In a lengthy interview reproduced in the Bolshoi's program booklet, Dodin avoids giving a direct answer to the question of why he chose to stage the opera as he did. Instead, he points to the well-known criticisms of the libretto, its straying from the underlying short story by Alexander Pushkin and its often prosaic language. He also makes much of the idea that a director, in effect, is the partner of an opera's creators, with freedom to interpret and alter it as he sees fit.

That's all well and good. But in the case of "The Queen of Spades," it has ended up twisting the story in such a way as to render it both undramatic and, at times, nearly incomprehensible.

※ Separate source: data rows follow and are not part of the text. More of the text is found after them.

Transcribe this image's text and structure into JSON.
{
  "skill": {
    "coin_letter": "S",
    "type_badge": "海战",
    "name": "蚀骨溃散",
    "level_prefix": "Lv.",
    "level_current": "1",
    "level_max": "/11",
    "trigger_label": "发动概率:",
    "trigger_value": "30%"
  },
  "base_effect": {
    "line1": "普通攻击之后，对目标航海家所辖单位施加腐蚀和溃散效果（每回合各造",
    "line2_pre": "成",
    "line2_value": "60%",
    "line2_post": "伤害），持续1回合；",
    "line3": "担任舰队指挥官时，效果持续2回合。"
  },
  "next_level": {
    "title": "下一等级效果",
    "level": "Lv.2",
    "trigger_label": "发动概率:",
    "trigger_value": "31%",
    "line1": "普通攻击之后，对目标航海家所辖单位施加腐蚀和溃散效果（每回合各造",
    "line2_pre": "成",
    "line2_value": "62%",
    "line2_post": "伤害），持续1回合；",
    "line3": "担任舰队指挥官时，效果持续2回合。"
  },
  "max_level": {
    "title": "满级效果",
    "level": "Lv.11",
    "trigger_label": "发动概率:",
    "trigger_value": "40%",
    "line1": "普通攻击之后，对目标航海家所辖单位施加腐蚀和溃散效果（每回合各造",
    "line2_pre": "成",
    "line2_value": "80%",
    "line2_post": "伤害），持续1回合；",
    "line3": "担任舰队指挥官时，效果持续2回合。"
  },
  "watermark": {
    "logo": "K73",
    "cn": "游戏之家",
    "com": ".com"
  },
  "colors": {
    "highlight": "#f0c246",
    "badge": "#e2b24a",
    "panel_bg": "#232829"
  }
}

What does make "The Queen of Spades" worth attending is the masterful way in which Jurowski handles the music. I've heard the opera many times, and even sung in it many years ago as a chorus member, but never before have I witnessed a performance that so fully revealed the beauty of the score.

Added to that, above all, is Vladimir Galuzin's interpretation of Hermann. Hermann is a nearly impossible role to adequately cast. It requires an unusually strong but flexible voice, superb diction and acting ability of the highest caliber. Galuzin combines these qualities in such a way as to be considered far and wide the finest Hermann on today's operatic stage.

My guess is that "The Queen of Spades" in its current form will be performed again for a season or two and then quietly disappear. The work itself, however — one of the half dozen most important of all Russian operas — definitely needs to occupy a permanent place in the Bolshoi's repertoire. And I am sure that many others join me in the hope that the theater will next come up with a production of its very own, one that is both innovative and yet remains true to the intentions of the composer and his librettist brother.

"The Queen of Spades" (Pikovaya Dama) plays on May 15 and 19 at 7 p.m. and May 17 at 6 p.m. at the Main Stage of the Bolshoi Theater, located at 1 Teatralnaya Ploshchad. Metro Teatralnaya. Tel. 495-455-5555.